The subject of the experiment is a boy who at age 1 received a bone marrow transplant for an immune deficiency disease and at 12 was found to have a second serious genetic disease, Duchenne muscular dystrophy.
Cells from the donor of the marrow have now been detected in the boy's muscle fibers by Dr. Louis M. Kunkel, a dystrophy expert at Children's Hospital in Boston, and Dr. Kenneth Weinberg of Children's Hospital Los Angeles, a bone marrow transplant surgeon who is the boy's physician.
Three years ago, Kunkel and his colleagues showed that cells from a donor mouse's marrow would incorporate into the recipient mouse's muscles and contribute the correct form of dystrophin, the defective protein in muscular dystrophy.
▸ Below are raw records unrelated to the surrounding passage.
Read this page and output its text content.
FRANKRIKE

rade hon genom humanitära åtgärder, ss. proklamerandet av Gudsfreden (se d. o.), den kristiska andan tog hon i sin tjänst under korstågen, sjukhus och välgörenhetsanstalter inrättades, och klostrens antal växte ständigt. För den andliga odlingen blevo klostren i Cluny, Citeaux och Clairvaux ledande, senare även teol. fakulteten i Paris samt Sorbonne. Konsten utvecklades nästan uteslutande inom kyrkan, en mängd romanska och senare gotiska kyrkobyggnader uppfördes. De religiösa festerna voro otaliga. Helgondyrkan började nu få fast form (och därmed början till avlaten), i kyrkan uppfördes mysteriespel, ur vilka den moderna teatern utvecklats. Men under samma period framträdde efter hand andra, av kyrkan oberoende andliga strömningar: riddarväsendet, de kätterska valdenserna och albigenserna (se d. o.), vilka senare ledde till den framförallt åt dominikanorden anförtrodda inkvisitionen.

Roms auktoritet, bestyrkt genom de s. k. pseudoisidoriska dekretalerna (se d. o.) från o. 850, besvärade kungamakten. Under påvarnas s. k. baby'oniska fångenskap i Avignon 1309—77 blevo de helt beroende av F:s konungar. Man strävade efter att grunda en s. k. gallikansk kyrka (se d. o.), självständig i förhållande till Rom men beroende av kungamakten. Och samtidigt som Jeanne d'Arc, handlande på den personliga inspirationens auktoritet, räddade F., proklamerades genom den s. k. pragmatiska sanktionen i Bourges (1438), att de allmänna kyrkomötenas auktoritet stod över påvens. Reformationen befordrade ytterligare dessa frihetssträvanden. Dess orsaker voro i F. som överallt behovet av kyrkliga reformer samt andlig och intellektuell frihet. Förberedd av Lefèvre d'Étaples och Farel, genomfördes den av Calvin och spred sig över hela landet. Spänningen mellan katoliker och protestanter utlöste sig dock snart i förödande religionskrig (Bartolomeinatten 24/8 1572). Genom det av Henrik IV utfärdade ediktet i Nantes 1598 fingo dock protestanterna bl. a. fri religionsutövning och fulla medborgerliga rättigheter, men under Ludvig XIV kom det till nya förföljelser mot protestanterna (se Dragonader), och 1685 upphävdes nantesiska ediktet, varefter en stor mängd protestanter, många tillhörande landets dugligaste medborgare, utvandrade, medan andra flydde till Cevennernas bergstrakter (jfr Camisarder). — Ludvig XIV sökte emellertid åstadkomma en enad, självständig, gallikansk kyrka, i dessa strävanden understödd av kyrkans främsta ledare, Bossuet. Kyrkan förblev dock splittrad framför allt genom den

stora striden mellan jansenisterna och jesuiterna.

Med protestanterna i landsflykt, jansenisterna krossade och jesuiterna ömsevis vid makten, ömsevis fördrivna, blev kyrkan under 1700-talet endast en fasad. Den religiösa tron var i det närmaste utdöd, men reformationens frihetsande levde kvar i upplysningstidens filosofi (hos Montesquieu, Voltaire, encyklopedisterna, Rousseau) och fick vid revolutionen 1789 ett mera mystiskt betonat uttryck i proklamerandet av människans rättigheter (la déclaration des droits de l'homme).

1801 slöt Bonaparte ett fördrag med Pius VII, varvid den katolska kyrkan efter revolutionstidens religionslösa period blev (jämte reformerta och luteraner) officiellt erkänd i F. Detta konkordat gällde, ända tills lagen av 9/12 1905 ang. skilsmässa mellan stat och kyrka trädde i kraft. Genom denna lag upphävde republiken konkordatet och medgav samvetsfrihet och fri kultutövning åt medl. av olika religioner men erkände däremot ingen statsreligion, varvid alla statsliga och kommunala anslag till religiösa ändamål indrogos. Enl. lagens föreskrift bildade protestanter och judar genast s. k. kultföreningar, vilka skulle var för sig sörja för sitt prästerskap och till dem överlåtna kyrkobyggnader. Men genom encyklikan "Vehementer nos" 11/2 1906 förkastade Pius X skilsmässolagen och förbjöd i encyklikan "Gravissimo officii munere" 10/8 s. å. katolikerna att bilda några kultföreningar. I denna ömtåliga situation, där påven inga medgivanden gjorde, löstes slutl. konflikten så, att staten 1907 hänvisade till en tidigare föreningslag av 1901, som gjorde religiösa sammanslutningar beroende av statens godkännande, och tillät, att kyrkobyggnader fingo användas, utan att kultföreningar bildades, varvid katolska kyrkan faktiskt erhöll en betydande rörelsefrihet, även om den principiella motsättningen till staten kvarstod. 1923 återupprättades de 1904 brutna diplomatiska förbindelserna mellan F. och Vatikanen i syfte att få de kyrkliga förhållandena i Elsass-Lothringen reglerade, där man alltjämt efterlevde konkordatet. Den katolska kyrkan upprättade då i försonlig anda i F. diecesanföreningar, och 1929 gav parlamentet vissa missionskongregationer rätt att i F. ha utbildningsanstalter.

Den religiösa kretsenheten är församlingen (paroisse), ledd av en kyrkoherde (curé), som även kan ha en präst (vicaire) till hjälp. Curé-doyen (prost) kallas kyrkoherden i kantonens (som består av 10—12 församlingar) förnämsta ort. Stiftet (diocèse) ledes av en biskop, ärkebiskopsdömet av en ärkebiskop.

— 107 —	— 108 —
That raised the question of whether a donor's marrow cells might also help people with muscular dystrophy. It seemed that additional years of animal experiments would be needed before the idea could ethically be tested in patients. But when Weinberg called with news of his patient, Kunkel saw the experiment had already been conducted, although for quite different reasons.
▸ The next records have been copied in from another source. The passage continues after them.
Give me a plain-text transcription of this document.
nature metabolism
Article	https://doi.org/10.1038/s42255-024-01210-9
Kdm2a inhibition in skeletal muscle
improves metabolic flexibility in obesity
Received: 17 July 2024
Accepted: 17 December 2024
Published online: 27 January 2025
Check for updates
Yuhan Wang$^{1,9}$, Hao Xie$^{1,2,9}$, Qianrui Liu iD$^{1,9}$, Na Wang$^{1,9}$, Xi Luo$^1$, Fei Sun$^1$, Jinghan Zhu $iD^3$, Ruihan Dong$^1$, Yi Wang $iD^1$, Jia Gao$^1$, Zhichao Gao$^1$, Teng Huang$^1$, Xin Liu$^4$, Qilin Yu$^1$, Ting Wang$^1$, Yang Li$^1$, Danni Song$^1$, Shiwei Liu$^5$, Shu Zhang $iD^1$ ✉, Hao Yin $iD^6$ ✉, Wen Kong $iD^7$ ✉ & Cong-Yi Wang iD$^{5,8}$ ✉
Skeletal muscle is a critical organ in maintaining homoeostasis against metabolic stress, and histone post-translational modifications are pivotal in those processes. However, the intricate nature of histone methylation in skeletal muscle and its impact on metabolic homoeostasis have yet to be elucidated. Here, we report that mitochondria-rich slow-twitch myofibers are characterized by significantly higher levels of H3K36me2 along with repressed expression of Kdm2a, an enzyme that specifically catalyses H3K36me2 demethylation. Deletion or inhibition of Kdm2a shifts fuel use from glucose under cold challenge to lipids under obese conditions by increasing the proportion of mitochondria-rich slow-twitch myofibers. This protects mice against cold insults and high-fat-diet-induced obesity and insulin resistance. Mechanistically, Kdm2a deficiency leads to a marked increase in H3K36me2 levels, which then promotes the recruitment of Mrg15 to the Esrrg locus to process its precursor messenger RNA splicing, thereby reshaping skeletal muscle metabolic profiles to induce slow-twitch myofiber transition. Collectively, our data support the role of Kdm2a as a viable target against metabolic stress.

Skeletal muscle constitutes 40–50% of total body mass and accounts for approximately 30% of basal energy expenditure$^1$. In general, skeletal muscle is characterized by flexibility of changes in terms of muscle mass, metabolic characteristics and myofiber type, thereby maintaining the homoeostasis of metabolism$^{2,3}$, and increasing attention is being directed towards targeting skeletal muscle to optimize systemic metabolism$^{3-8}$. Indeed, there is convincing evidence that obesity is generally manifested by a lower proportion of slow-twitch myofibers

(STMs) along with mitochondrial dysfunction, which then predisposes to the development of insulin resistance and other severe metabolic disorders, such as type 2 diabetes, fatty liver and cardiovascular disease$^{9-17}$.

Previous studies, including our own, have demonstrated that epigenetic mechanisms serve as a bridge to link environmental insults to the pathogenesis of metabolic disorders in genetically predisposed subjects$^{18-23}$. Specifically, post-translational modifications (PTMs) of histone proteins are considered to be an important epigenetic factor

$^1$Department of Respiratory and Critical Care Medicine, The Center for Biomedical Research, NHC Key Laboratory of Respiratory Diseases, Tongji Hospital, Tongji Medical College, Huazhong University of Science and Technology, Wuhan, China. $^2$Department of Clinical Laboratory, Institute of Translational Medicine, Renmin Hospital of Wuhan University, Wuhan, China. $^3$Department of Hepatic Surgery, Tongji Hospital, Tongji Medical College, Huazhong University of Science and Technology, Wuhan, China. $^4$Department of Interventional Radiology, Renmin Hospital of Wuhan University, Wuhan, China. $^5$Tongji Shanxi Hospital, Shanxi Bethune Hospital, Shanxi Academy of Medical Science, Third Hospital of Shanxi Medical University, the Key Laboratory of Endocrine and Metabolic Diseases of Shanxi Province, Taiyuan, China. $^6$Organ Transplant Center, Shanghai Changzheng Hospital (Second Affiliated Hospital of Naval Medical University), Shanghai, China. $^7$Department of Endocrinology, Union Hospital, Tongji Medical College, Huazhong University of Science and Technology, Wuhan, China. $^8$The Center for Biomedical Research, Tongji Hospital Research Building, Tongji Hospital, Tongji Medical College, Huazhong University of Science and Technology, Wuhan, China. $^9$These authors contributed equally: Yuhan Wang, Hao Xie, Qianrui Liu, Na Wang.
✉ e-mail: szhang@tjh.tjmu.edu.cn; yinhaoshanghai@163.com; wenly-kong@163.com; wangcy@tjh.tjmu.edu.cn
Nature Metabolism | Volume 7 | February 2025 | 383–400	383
Although the boy's dystrophy is not very severe, Kunkel and his colleagues say, they believe that its mildness cannot be attributed to the donor cells, which are present in less than 1 percent of the muscle fibers, too few to make much of a difference. Nor is it clear whether the donor cells in the boy's muscle are actually producing the normal version of dystrophin protein, although they do possess a normal version of the gene.
The importance of the finding, Kunkel said, is that it confirms that human donor cells can be incorporated into a recipient's muscle fibers. If enough donor cells can be delivered efficiently to the muscle fibers in a patient's body, they may provide a treatment for the disease. Kunkel said he was exploring that possibility in experiments with mice but was not anywhere near ready to try such an approach in people.